Il est bien connu que les groupes d'intérêts font peu de cas des faits dans le processus politique. Mais aussi qu’ils connaissent les enjeux du problème. Déjà en 1968, l'American Petroleum Institute écrivait que l'augmentation du CO2 dans l'atmosphère était due à la combustion du charbon et du pétrole, et que cela pouvait faire monter les températures, fondre les calottes glaciaires et élever le niveau des mers. En 1978, Uli Siegenthaler et Hans Oeschger, mes prédécesseurs à l'Université de Berne, ont publié des calculs détaillés de l'augmentation du CO2 d'origine humaine dans l'atmosphère et de la répartition de ces émissions dans la biosphère et l'océan. Ils ont conclu que ce CO2 ne devait pas dépasser un certain seuil, pour ne pas perturber dangereusement le bilan radiatif de l’atmosphère et, par conséquent, la température à la surface du globe.

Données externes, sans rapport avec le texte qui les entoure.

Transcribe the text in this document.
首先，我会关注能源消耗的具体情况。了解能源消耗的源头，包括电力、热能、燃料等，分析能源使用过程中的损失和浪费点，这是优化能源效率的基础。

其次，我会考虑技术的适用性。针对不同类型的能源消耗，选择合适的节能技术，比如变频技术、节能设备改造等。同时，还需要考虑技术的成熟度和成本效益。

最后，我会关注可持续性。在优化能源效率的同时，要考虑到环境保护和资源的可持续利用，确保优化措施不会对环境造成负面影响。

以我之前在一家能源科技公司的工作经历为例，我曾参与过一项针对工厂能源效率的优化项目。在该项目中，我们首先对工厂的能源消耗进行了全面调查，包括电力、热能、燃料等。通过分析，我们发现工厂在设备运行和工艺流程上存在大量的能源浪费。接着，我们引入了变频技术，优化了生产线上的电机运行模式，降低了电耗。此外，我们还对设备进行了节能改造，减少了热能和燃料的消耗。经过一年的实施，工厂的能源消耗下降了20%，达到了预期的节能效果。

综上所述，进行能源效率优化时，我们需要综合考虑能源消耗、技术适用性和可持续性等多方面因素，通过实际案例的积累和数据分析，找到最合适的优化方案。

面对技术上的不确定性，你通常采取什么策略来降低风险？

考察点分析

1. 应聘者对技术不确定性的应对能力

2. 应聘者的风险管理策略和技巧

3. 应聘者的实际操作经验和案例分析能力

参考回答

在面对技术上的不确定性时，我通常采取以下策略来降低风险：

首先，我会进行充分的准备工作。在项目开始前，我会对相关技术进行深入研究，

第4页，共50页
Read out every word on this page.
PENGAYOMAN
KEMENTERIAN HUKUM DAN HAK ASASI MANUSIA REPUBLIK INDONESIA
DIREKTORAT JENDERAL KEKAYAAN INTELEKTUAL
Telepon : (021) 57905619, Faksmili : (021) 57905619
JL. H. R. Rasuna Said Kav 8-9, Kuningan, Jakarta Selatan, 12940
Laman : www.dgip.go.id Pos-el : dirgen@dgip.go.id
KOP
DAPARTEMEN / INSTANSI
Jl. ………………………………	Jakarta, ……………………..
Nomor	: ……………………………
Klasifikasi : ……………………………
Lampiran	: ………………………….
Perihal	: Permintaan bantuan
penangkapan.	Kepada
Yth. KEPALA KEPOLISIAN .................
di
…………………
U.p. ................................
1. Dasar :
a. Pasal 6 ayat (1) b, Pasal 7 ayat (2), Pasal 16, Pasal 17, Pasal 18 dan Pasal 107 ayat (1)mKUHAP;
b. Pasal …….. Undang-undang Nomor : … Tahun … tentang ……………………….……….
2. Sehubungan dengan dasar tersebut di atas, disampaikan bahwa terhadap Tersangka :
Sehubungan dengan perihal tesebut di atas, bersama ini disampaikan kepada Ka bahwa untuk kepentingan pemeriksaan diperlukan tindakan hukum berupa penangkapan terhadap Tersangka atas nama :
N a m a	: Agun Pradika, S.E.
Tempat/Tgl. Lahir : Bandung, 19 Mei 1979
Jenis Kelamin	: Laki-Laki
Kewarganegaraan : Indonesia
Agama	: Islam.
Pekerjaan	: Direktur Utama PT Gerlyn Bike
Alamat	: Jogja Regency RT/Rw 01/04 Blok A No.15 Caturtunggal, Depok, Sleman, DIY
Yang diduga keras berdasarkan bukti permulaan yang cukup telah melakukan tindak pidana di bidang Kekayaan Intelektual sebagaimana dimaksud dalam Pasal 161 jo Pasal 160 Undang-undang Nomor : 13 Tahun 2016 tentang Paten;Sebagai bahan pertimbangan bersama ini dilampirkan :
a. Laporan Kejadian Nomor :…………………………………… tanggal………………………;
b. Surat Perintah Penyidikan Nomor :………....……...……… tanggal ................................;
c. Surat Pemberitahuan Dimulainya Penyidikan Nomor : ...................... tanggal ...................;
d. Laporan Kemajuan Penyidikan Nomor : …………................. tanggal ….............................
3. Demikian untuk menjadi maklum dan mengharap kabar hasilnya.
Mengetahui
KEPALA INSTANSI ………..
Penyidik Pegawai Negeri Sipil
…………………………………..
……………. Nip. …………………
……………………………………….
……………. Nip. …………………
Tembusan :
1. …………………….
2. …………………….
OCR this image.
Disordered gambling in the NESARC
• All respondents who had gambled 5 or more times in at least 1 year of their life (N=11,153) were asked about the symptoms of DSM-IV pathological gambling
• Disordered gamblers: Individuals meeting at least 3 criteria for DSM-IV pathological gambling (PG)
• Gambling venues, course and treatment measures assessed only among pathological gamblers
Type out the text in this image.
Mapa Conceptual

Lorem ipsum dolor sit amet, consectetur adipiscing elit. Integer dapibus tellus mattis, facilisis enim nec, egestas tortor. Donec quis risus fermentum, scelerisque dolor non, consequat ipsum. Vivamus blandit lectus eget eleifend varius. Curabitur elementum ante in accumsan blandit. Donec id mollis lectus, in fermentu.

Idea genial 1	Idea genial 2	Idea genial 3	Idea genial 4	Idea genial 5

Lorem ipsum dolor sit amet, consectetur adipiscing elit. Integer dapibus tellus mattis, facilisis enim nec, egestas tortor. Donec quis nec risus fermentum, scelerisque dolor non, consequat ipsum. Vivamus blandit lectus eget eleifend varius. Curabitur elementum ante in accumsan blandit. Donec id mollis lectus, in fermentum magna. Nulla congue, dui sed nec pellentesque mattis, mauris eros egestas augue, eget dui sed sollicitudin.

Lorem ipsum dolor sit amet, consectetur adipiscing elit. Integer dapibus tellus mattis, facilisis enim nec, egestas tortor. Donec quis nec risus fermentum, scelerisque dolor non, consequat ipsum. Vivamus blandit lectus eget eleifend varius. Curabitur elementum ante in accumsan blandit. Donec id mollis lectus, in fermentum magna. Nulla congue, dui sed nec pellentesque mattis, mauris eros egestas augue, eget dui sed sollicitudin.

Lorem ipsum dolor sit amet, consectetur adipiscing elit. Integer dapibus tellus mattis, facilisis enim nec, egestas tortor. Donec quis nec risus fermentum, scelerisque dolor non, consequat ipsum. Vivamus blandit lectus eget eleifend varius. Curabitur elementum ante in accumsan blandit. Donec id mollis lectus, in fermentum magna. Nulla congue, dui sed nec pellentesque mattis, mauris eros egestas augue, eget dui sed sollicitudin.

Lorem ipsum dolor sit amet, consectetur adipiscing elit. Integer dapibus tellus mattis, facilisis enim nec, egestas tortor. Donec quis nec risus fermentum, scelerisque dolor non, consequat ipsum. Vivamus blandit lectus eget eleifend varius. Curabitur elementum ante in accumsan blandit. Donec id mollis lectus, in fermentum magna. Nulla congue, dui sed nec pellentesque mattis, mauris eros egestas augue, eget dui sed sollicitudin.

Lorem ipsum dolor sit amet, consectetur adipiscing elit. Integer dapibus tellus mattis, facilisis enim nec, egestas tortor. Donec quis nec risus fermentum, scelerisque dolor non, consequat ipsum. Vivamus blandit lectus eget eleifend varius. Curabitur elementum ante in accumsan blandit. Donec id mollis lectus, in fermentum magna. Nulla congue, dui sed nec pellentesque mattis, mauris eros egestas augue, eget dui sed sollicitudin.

Seize ans après, la Convention-cadre des Nations Unies sur les changements climatiques est entrée en vigueur, exigeant que l'on empêche toute influence humaine dangereuse sur le système climatique. 21 ans plus tard, l'accord historique de Paris stipule que le réchauffement planétaire doit être maintenu bien en dessous de 2 degrés Celsius par rapport aux niveaux préindustriels. Il engage les pays à réduire leurs émissions de gaz à effet de serre et à mettre en œuvre de nouveaux objectifs, plus stricts, tous les cinq ans. Le travail inlassable de milliers de scientifiques dans le cadre du Groupe d'experts intergouvernemental sur l'évolution du climat (GIEC) a jeté les bases solides de l’Accord de Paris.

La nouvelle loi sur le CO2 donne le bon cap

Sans communication des résultats scientifiques sur le climat et sur les dangers qui nous menacent si nous manquons les objectifs de l’Accord de Paris, nous serions entièrement livrés aux demi-vérités et aux mensonges de groupes d’intérêts. Nous avons vu les conséquences coûteuses et tragiques de l'ignorance des faits lors de la pandémie de Covid dans les pays où les scientifiques ont été désapprouvés ou pas écoutés. C'est pourquoi mes collègues et moi-même continuons de dire les choses comme elles sont. Également en ce qui concerne de la votation du 13 juin sur la loi sur le CO2.

La nouvelle loi sur le CO2 est le résultat d'un long processus politique qui a permis de trouver des majorités au prix d’âpres négociations. La loi donne le bon cap et met enfin la Suisse sur la voie d'une protection du climat efficace, socialement équitable et économiquement rentable.

Thomas Stocker est professeur à l'Université de Berne, où il dirige la division de physique du climat et de l’environnement. Le climatologue était co-auteur des rapports du Groupe d'experts intergouvernemental sur l'évolution du climat (GIEC) depuis 1998. Entre 2008 et 2015, il a présidé le groupe de travail I du GIEC.